Прут загоготал, выпустив всё-таки Мокки, который был красен, растрёпан и похож на подростка, пришедшего домой с ночной гулянки.

— А мне даже нравится! — Прут ударил здоровой ладонью по лавке-столу, заставив всё, что на ней стояло, подпрыгнуть. — Злобный? Ну да, — гордо подтвердил он. — Урод? Тоже есть немного!

— Ага, в актеры тебя точно не возьмут…

— А что это не так с моим носом? — набычился Прут.

— Всё отлично! — быстро нашёлся Нем. — Самый лучший в мире нос.

— Ты это мне тут… — начал было говорить здоровяк, но быстро запутался в словах и полез через лавку — бить лицо Нему.

— Спокойно-спокойно! — зазвенело стекло, что-то с грохотом упало на пол, несколько рук появились, будто из ниоткуда, как щупальца гигантского кальмара из-под воды, хватали за одежду, суетились. Прута всё-таки удержали. Табас смотрел на происходящее отстранённо, чувствуя, что его мозги выключаются.

— Не, ну а чё он? — бубнил здоровяк, пока Нем не протянул ему стакан и не сказал, сверкнув в полутьме белыми крупными зубами:

— Мир!

— Мир! — снова зазвенело, стаканы синхронно опрокинулись, послышалось шмыганье носами и кряхтенье. Табас с удивлением понял, что уже стемнело и люди ориентируются исключительно на звук и память.

— Хутта! Руба!
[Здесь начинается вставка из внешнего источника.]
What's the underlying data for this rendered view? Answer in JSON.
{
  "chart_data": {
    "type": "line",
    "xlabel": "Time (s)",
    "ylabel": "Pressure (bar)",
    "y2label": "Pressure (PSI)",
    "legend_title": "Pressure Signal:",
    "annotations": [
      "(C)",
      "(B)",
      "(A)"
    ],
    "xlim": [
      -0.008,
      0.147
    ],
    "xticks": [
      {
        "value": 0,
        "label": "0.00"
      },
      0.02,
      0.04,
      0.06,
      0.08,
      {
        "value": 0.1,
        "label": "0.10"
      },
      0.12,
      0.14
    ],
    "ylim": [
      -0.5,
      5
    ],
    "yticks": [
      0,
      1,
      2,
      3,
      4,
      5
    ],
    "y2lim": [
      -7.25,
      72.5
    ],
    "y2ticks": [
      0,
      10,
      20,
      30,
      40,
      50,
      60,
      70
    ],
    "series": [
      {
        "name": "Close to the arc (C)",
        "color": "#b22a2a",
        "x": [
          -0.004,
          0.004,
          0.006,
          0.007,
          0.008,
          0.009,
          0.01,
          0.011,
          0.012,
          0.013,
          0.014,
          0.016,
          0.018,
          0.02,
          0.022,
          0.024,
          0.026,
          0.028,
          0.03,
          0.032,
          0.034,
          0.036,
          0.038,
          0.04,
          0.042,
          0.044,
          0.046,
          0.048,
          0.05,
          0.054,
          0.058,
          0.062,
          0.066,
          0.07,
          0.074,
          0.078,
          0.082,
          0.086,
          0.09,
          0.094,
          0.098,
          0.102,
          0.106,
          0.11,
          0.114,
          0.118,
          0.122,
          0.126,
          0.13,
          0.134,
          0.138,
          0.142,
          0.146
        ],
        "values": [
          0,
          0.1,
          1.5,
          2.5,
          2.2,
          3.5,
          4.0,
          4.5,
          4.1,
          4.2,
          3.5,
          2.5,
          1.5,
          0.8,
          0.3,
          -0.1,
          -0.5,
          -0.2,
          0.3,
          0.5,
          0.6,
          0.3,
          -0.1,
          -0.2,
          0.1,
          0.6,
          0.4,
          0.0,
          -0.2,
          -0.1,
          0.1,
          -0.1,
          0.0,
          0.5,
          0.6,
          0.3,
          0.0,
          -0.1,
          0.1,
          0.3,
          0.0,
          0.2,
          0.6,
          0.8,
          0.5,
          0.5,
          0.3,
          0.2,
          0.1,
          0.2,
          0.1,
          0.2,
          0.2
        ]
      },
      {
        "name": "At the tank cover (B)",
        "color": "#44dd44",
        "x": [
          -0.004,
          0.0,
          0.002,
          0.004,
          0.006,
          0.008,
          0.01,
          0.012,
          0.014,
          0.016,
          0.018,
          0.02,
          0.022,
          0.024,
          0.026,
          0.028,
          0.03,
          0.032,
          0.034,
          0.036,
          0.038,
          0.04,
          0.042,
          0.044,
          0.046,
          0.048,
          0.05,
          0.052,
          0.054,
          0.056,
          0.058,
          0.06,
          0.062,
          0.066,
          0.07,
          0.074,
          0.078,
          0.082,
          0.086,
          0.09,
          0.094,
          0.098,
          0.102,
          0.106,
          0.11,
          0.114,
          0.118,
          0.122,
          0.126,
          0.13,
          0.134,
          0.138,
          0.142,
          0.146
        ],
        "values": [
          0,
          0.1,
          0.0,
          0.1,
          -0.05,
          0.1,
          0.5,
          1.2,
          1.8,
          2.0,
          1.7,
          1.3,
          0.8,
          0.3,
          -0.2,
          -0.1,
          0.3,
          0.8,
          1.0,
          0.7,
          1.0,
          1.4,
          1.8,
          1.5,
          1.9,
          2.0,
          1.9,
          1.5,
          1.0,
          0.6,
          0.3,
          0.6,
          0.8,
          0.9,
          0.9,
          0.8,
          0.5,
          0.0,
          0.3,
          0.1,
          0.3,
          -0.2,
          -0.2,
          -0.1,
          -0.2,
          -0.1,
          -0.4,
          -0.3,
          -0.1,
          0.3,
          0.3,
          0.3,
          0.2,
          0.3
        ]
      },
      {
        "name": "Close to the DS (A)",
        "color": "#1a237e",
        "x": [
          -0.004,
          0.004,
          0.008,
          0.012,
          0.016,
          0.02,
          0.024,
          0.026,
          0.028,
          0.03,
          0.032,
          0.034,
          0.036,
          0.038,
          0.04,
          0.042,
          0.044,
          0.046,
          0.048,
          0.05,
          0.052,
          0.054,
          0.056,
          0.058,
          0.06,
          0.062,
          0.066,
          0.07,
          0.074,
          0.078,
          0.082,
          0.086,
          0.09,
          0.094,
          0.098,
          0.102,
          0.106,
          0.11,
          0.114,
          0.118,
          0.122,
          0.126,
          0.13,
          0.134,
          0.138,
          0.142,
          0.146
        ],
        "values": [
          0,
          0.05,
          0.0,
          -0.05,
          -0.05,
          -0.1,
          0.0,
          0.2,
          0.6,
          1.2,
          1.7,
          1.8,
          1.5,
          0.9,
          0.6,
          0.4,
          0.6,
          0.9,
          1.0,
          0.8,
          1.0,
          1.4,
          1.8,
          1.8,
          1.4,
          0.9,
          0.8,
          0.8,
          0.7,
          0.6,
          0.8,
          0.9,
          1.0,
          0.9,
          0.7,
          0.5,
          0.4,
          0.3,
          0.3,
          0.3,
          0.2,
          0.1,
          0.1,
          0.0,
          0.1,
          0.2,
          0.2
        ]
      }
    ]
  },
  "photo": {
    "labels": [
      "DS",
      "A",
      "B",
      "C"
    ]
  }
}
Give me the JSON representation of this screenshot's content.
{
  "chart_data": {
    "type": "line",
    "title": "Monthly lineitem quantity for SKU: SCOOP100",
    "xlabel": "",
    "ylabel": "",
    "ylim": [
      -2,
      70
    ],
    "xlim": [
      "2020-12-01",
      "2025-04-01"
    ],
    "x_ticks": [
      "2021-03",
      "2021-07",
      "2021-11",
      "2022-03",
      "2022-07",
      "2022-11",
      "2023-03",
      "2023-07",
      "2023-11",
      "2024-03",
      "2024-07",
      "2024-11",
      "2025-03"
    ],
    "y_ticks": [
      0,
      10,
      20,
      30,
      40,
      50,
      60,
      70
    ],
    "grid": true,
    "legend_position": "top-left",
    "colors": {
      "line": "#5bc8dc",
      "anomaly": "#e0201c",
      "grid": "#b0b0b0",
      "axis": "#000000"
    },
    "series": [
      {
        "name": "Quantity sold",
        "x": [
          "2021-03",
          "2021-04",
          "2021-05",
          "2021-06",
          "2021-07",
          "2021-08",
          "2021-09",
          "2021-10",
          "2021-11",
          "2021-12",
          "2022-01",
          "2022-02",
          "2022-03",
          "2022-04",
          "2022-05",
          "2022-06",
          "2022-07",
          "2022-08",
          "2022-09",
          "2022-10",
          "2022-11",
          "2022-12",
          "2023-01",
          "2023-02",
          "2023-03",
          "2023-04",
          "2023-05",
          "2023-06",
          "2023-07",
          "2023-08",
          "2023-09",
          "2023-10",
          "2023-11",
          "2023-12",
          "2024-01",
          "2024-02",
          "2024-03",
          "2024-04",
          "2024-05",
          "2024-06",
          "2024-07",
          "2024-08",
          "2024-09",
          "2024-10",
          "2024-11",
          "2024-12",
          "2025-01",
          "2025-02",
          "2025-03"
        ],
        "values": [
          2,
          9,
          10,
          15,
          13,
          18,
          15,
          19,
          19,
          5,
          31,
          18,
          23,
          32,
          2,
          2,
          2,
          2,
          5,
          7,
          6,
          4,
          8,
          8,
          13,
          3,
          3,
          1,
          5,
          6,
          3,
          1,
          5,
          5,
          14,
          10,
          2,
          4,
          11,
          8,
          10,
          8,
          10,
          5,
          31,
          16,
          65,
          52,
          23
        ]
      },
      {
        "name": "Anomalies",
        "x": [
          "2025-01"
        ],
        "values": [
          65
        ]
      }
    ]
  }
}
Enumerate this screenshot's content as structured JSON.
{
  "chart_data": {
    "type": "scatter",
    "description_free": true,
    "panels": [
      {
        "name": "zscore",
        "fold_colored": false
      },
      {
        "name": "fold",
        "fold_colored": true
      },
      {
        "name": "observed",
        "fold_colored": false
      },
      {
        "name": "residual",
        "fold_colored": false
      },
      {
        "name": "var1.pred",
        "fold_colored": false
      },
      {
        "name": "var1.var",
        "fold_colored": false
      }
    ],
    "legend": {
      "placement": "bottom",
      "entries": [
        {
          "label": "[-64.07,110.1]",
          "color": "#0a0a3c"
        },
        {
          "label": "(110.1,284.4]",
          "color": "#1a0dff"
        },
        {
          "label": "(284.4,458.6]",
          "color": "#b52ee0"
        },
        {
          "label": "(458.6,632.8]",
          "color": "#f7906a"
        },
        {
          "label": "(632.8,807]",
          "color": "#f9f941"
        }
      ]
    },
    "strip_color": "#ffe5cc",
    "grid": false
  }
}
А вы чего молчите? — громогласно спросил Прут, развеселившийся и настойчиво желавший сделать весёлыми всех остальных. — Ну-ка там не сачковать!

Хутта — худощавый, огненно рыжий, с плохой кожей, вечно покрытой прыщами, — пожал плечами, а сидевший рядом Руба, похожий на рыбу из-за своих жидких светлых волос и выцветших почти до белизны серых глаз, улыбнулся одними губами и сказал занудно-тягучим голосом:

— Я не молчу. Хочешь, анекдот расскажу?

Было хорошо заметно, что он предложил это исключительно для того, чтобы Прут от него отстал. Руба был плохим актером. «Либо он просто не может менять выражение лица», — подумал Табас. Боец смотрел прямо на него, не отводя взгляда, и это казалось странным, хотелось отвернуться.

Анекдот был не смешным и бородатым, но много ли надо пьяной компании? Все рассмеялись, потом что-то ляпнул Хутта, потом снова рассказывали анекдоты, кто-то вспомнил случай из армейских времен, связанный с проворовавшимся интендантом, которого полковник лично выгнал с территории части лопатой, которой вычищали уличный сортир.

Снова горло обжёг алкоголь, и в этот раз Табас на удивление почувствовал себя лучше. Он заговорил с людьми, о чём-то поспорил с рыжим Хуттой, назвал Рубу Рыбой и рассказал один из случаев, как ему казалось, очень смешной, но вызвавший отчего-то у присутствующих тошноту.

Видимо, не всем дано было понять черный юмор. По мнению пьяного Табаса, труп, заброшенный взрывом на электрический столб, с кишкой, свисающей почти до самой земли, был зрелищем очень смешным, прямо до коликов и истерики.

— Ну, заземлился же! — смеясь и толкая сидевшего рядом Мокки, вскрикивал Табас. — Заземлился! Понимаете?..

Он повторил бы это ещё несколько раз, но, к счастью, кто-то (кажется, это был Руба) вложил ему в руку стакан с пойлом. Последние на сегодня глотки, снова разговоры, постепенно затихающие звуки, звон стекла, бульканье, смех.

— Больной какой-то… — лицо Нема, перекошенное от отвращения раздваивалось и расплывалось.

Табас не заметил, как провалился в сон.